New emergent PCI programs introduced in hospitals across the U.S. potentially cost billions to operate, yet do not improve access to these urgent services for most of the STEMI patients who need them, according to a study.
A team of researchers from The RAND Corporation, Tufts Medical Center and Tufts University School of Medicine analyzed the specific hospitals and locations where new programs were set up between 2004 and 2008, focusing on characteristics of the neighborhoods and the transport time between the 911 call and arrival at the facility. They also looked at the costs of running each new program.
The study, published online July 9 in Circulation: Cardiovascular Quality and Outcomes, found that 251 new programs emerged nationwide over the four-year period and the number of hospitals able to offer services grew by 16.5 percent. The estimated costs of operating the new programs were between $2 billion and $4 billion.
Despite the vast growth and expenditures, comparatively few STEMI patients were able to get to a PCI-equipped facility in a short period of time—the number of patients able to receive timely PCI increased by only 1.8 percent.
“Over a 10-year period, the number of patients who get access to this procedure in an emergency has not moved. It’s stayed below 50 percent of patients with heart attack,” Thomas Concannon, PhD, the lead author and policy researcher at RAND told Cardiovascular Business.
That percentage should be much higher, he said. Based on the locations of new and existing PCI programs and how many patients live within an hour of an equipped facility, there is the potential to reach close to about 80 percent.
He did note, however, that the trends were more promising in Mississippi and Missouri. Access improved significantly after the addition of new programs in Mississippi, and transport times to catheterization facilities—defined as the time between the call to 911 and arrival at the hospital—were considerably reduced.

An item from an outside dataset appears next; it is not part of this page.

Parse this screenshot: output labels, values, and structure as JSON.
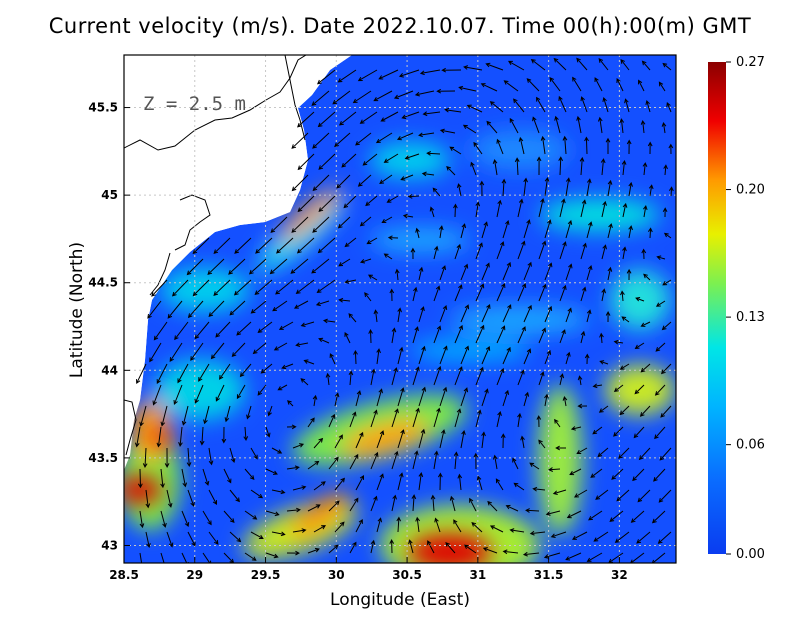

Across the rest of the nation, however, Concannon believes the number of new programs was driven by a factor other than better patient care.
“Competition was the incentive behind the growth in services rather than improvement in access or a reduction of times to treatment,” he said.
Based on the data, researchers also identified proximity to populations with higher rates of private insurance and weak or no state regulations for cardiac catheterization laboratories as influencing factors.
In an accompanying editorial, Isuru Ranasinghe, MD, of the Yale University School of Medicine, added there also isn’t as great a demand for PCI as there once was. “Incident acute myocardial infarction, and particularly STEMI, rates have declined over the last 15 years,” he wrote.
He added that the expansion of other procedures, such as transcatheter aortic valve replacement and CT angiography, has also been duplicative and exorbitantly costly. As with PCI, he explained that it is not yet clear whether the expenditures on these treatments have led to better overall patient outcomes.
“There are a few strategies that can restrain some of this unnecessary growth,” Concannon said.
One approach is for hospitals and emergency medical service providers to come together and plan how to improve access and prevent duplication. The state of North Carolina has such a statewide system in place, resulting in a 95 percent utilization rate.
A second strategy is for a state or a large insurer to reduce the amount of reimbursement for PCI or devise an incentive payment plan. Yet another option is to require state reviews and regulations of PCI programs.
Concannon said growth has slowed over the past few years, but his team has not yet gathered any data after 2008.
“We’d like to know if the rate of adoption is continuing to slow over time and how quickly we need to get in front of this.”